If you simply write out the definitions in the above, and you remember that

$\int e^{2\pi i y (\xi - \zeta)} dy = 0$ when $\xi \neq \zeta$ ,

you will get the expression for the convolution product of $f$ and $g$ . As such, the definition of convolution has to be seen as a consequence of what we would like to do to the signal, rather than the starting point.

We still have not related the definition to how convolution originated in probability, as detailed in the previous post. Unfortunately, the comparison between the two cases is not exact, because in the probabilistic case we obtain a completely new measure space after the convolution, whereas in the present case we require our objects to live in the same function space. Again, the solution is to think in frequency space: to find all ways of getting $e^{-2\pi i x \xi}$ , we need to multiply $e^{-2\pi (x-y)\xi}$ and $e^{-2\pi i y \xi}$ for all values of $y$ , which leads to our definition.

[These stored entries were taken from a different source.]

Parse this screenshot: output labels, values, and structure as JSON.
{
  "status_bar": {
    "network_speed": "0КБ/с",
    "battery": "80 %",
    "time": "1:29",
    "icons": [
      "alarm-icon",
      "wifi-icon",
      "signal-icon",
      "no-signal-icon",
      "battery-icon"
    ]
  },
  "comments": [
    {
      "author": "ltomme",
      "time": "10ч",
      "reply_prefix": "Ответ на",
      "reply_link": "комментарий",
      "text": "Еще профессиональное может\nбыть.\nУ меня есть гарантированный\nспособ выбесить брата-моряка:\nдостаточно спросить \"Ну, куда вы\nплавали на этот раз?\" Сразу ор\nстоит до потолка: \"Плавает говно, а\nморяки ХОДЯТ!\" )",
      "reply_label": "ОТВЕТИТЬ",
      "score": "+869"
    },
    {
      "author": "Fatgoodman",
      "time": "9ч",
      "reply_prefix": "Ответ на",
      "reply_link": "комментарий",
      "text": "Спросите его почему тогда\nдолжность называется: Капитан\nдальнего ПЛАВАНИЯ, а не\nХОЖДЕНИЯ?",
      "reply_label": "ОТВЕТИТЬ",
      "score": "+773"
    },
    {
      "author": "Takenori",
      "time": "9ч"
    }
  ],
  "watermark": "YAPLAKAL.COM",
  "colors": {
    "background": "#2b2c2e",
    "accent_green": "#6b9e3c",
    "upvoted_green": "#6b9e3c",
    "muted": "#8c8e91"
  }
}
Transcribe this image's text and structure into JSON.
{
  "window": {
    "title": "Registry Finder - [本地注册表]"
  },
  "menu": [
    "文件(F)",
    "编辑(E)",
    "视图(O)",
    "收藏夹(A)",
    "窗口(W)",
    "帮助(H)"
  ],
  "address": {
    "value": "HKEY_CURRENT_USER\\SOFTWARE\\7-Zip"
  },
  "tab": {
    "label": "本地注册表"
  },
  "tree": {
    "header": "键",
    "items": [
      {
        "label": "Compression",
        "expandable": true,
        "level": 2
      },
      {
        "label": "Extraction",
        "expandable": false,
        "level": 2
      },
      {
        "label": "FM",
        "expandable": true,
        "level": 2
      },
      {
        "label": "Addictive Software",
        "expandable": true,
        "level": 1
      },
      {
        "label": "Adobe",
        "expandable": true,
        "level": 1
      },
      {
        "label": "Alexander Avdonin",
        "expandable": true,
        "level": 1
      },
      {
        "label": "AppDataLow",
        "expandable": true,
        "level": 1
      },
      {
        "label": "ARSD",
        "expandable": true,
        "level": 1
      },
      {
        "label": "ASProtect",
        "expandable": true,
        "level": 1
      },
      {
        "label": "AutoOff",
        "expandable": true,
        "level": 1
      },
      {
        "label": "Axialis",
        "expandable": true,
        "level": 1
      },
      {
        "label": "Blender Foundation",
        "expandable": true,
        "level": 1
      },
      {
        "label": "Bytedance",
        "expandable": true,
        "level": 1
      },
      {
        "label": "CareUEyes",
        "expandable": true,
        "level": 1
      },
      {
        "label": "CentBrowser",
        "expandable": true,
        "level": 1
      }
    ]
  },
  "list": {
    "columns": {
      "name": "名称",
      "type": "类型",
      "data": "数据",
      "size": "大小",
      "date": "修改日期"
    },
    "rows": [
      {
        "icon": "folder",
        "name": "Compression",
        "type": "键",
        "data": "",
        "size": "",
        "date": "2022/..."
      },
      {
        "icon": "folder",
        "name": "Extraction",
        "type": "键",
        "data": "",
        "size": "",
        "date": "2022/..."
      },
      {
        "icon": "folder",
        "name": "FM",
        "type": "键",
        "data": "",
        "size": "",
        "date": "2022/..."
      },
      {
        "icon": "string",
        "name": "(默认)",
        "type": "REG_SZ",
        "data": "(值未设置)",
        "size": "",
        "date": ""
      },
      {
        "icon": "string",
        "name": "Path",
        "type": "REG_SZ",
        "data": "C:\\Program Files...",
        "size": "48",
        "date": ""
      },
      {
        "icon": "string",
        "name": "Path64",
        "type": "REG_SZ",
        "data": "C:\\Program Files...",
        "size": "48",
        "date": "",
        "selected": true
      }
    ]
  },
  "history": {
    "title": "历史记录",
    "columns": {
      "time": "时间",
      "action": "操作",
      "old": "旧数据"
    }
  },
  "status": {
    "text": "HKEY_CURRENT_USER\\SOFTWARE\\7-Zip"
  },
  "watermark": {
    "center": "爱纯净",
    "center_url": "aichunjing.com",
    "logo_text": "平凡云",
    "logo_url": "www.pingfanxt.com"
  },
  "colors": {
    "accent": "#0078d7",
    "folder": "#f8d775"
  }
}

(As always, I have been rather lax with certain vitally important technicalities – such as the spaces we’re working in and the measures – such as whether we’re working with a sum or an integral. I leave this for the curious reader to sort out.)

The fractional derivative

I have recently had to study some models that use fractional derivatives, which I knew nothing of before. Turns out, these are a lot of fun, and deserve their own post. The notion was apparently already formulated by Leibniz, but there were difficulties involved that kept it from being widely used (such as being, well, bloody difficult). We’re mostly going to ignore those and dive in as if this is a normal thing for a human to do. I want to thank the excellent video at https://www.youtube.com/watch?v=A4sTAKN6yFA for introducing the topic to me this way.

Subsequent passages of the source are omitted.